Claudio Carneiro, Opinião & Política
Para chegar às páginas de jornais, pouco vale destacar-se por seu conhecimento, inteligência ou formação.
Um assassino foi o grande personagem da mídia esta semana
Capa de todas as revistas semanais – exceto a Carta Capital – e primeira página de todos os grandes jornais brasileiros, um assassino é o grande personagem da mídia de um país que não sabe descobrir seus verdadeiros heróis e personagens relevantes. Com suas imagens inéditas e exclusivas na TV, o idiota de Realengo ganhou o destaque que pode estar – nesse exato momento – estimulando outras mentes doentias a fazer bobagens semelhantes para que seus nomes e fotos sejam estampados em cada calhau do jornalismo tupiniquim.
Nem é preciso citar o nome dele aqui. Todos os brasileiros já o conhecem muito bem. Melhor seria dar mais espaço para o policial militar Márcio Alexandre Alves que cumpriu seu dever com coragem e competência. Mas não. A mediocridade impera e os holofotes estão apontados para este triste personagem que adquiriu status semelhante ao de Fernandinho Beira-Mar que, durante meses, desfilou de jatinho – com ampla cobertura da imprensa – por diversas prisões de segurança máxima espalhadas por este território incapaz de reconhecer o talento e a inteligência de seus cidadãos.
Contraventores, infrutíferas mulheres-frutas e políticos corruptos, só para citar alguns exemplos, transformaram-se em referências nacionais. Os primeiros aparecem durante o carnaval, por exemplo, exercendo seu poder nas comunidades. As segundas deixam seus “Pânicos” e “Bebebês” para conquistar seu discutível estrelato enquanto os terceiros sequer sentem vergonha de mostrar que estão mesmo por cima da carne seca.
Para chegar às páginas, pouco deve valer levar-se uma vida digna e, num determinado momento, destacar-se por seu conhecimento e formação. De nada servirá o exemplo de Luis Henrique Pimentel Bennaton Usier, de 17 anos, estudante de Guararema, no interior paulista, aprovado no curso de Relações Internacionais na Universidade de São Paulo (USP). Por seu bom desempenho em olimpíadas internacionais de biologia, química, matemática e robótica, ele vai visitar três universidades norte-americanas para as quais foi convidado — Harvard, Princeton e Columbia – e escolher em qual delas vai estudar. Pobre Luis Henrique. Jamais terá seu nome pronunciado por William Bonner. Para virar pauta jornalística, o personagem precisa delinquir, roubar, barbarizar.

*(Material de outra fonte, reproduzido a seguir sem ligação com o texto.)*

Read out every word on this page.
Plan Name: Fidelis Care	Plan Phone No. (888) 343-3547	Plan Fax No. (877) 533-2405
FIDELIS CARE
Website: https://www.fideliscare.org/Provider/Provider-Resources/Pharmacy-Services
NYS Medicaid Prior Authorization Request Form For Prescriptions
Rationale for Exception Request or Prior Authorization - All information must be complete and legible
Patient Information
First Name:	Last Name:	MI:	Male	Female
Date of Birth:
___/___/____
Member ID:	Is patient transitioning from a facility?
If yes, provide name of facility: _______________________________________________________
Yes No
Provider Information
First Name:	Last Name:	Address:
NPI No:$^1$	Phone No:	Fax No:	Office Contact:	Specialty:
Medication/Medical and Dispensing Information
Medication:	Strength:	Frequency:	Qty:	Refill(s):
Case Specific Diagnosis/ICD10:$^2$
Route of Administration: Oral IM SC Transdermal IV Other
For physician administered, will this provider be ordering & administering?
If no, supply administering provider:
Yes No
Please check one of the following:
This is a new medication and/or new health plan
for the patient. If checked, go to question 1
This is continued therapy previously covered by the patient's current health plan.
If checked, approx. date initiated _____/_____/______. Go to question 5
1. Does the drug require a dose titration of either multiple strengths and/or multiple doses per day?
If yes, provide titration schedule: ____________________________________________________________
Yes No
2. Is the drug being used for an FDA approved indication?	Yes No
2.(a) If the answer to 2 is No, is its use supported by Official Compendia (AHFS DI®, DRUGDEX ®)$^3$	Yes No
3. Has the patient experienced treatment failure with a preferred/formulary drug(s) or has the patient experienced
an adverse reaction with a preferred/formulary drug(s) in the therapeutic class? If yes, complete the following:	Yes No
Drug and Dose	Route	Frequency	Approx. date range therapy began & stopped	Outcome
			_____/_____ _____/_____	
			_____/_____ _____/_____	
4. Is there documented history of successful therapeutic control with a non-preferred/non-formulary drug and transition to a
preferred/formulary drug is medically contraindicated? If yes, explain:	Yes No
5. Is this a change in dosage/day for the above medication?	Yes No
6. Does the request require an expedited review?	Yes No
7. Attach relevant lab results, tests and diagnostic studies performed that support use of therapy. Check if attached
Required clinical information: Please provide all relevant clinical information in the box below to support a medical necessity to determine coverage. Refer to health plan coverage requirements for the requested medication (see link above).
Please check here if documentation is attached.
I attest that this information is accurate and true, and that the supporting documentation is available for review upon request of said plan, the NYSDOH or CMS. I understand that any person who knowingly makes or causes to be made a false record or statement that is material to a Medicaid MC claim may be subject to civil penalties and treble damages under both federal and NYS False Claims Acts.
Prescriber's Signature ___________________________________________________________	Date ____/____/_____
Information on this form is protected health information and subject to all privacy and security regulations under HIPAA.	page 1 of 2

Traficantes, como se sabe, ganham muito dinheiro e têm muitas propriedades. Sequer estranhamos como têm acesso à documentação e legalização de seu grande patrimônio, como imóveis, carros, lanchas e outros bens. Cotados entre nossos melhores e exemplares atletas, ganhadores de medalhas e títulos mundiais, patriotas emocionados, os Hipólyto – Daniele e Diego – foram vítimas de patrulhamento nos últimos dias porque conseguiram comprar um apartamento de seis quartos na Barra da Tijuca. O imóvel, explicaram, vai abrigar toda a família, inclusive tia e primos. “Este ano, vendi o meu carro para ajudar mais no apartamento, abri mão desse conforto”, disse Daniele. Depois de anos dedicados ao esporte e ao país, os Hipólyto compraram um apartamento. Ah, Diego, se você traficasse…
Diferente dos Estados Unidos, Canadá, Cingapura e outros países desenvolvidos, somos o rincão que não privilegia o mérito mas o oportunismo. Pais de alunos ordeiros e de boas notas nunca são chamados nas escolas. Já os responsáveis por estudantes com notas baixas e mau comportamento estão sempre no serviço de orientação educacional. Merecem mais atenção. Quando o problema é superado, estes se tornam os símbolos da escola. Já os “normais” – aqueles que nunca deram trabalho – não merecem prêmio ou reconhecimento. Nossas escolas também não estimulam a competição e o desempenho. Nossos melhores alunos ou são CDF ou são “nerds”. É “mico” ser bom aluno. Isso está em nosso DNA.